When you include replacement hardware, admin costs, application testing, and replacing incompatible apps, Gartner's VP of research, Michael Silver, believes that -- in a hypothetical organization with 2,500 Windows users -- the cost of upgrading from Windows XP to Windows 7 will run $1,035 to $1,930 per user. Silver's cost estimate of migrating from Vista is a fraction of that number: from $339 to $510.
No doubt organizations already mired in Vista will roll out Windows 7 in a hurry for usability, compatibility, and performance reasons. But the value prop for the XP masses remains elusive.
[ Pound for pound, which is the better desktop OS, Snow Leopard or Windows 7? Find InfoWorld's answer to that question in our PC vs. Mac deathmatch. ]
After last week's saturation coverage of Windows 7, I will spare you the laundry list of changes and new features (check out our Windows 7 Deep Dive Report for that). But I ask you to imagine the hypothetical CFO of that hypothetical 2,500-user organization, staring at an upgrade cost of between $2,587,500 and $4,825,000. Glaring at that number, looking at it sideways, maybe turning it upside down. And this buys us ... what, exactly?
Even as, post downturn, the desktop hardware upgrade cycle kicks into gear again -- which Gartner says is already happening -- the obvious fact that Windows 7 will be pre-installed on new hardware does not ensure migration. As InfoWorld's Galen Gruman reported last week in "Was Windows 7 worth saving XP for?" a Hewlett-Packard exec said he expects many if not most businesses to "downgrade" Windows 7 to XP through much of 2010 (an option for some editions of Windows 7 until April 23, 2011).
It's tempting to be dramatic and declare the Windows treadmill broken beyond repair. Steve Ballmer's rather manic performance at the official Windows 7 launch last Thursday suggests that, in his heart of hearts, even he believes that the world has changed. I could push things even further and point to today's "PC vs. Mac deathmatch: Snow Leopard beats Windows 7" as evidence that the Mac will eventually become the default corporate desktop.

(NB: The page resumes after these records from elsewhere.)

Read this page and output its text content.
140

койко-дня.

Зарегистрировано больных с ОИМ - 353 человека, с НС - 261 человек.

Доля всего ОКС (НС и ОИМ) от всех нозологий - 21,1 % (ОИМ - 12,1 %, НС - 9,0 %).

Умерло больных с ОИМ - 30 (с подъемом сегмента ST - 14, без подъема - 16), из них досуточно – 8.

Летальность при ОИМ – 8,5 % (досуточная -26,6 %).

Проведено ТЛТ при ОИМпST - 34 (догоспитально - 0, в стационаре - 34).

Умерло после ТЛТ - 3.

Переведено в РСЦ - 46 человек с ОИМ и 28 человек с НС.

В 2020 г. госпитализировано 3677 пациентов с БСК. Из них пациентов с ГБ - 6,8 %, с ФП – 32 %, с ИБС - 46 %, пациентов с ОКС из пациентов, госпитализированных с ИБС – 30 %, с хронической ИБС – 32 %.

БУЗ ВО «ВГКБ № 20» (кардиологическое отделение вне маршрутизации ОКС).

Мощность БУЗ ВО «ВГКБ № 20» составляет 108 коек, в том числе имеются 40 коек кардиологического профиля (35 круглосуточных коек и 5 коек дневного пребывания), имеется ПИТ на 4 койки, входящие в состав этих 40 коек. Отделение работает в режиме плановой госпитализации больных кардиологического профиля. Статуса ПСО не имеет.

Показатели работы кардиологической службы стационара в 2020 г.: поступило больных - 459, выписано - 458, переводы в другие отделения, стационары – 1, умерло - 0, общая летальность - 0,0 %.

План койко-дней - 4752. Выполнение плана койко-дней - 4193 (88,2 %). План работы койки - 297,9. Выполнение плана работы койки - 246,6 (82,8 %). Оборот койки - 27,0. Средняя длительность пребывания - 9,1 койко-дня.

But I'm not going to go there. Other Windows alternatives -- desktop Linux, say, or Google OSes in the cloud -- have their own huge obstacles. It's a safe bet that by the end of 2011 it will be more of a pain in the butt for businesses to hang on to XP than it will be to upgrade to Windows 7, and eventually, we will slouch into the new OS.
Meanwhile, we can speculate all we like about Windows 8. But what, exactly, would make any new revision of a desktop OS a thrill? Until the industry discovers -- as it has attempted to do for the past decade -- a vastly more compelling way to integrate the Internet into everyday desktop user experience, the old desktop dynamic will continue to limp along. The treadmill may not be broken, but man, has it slowed down.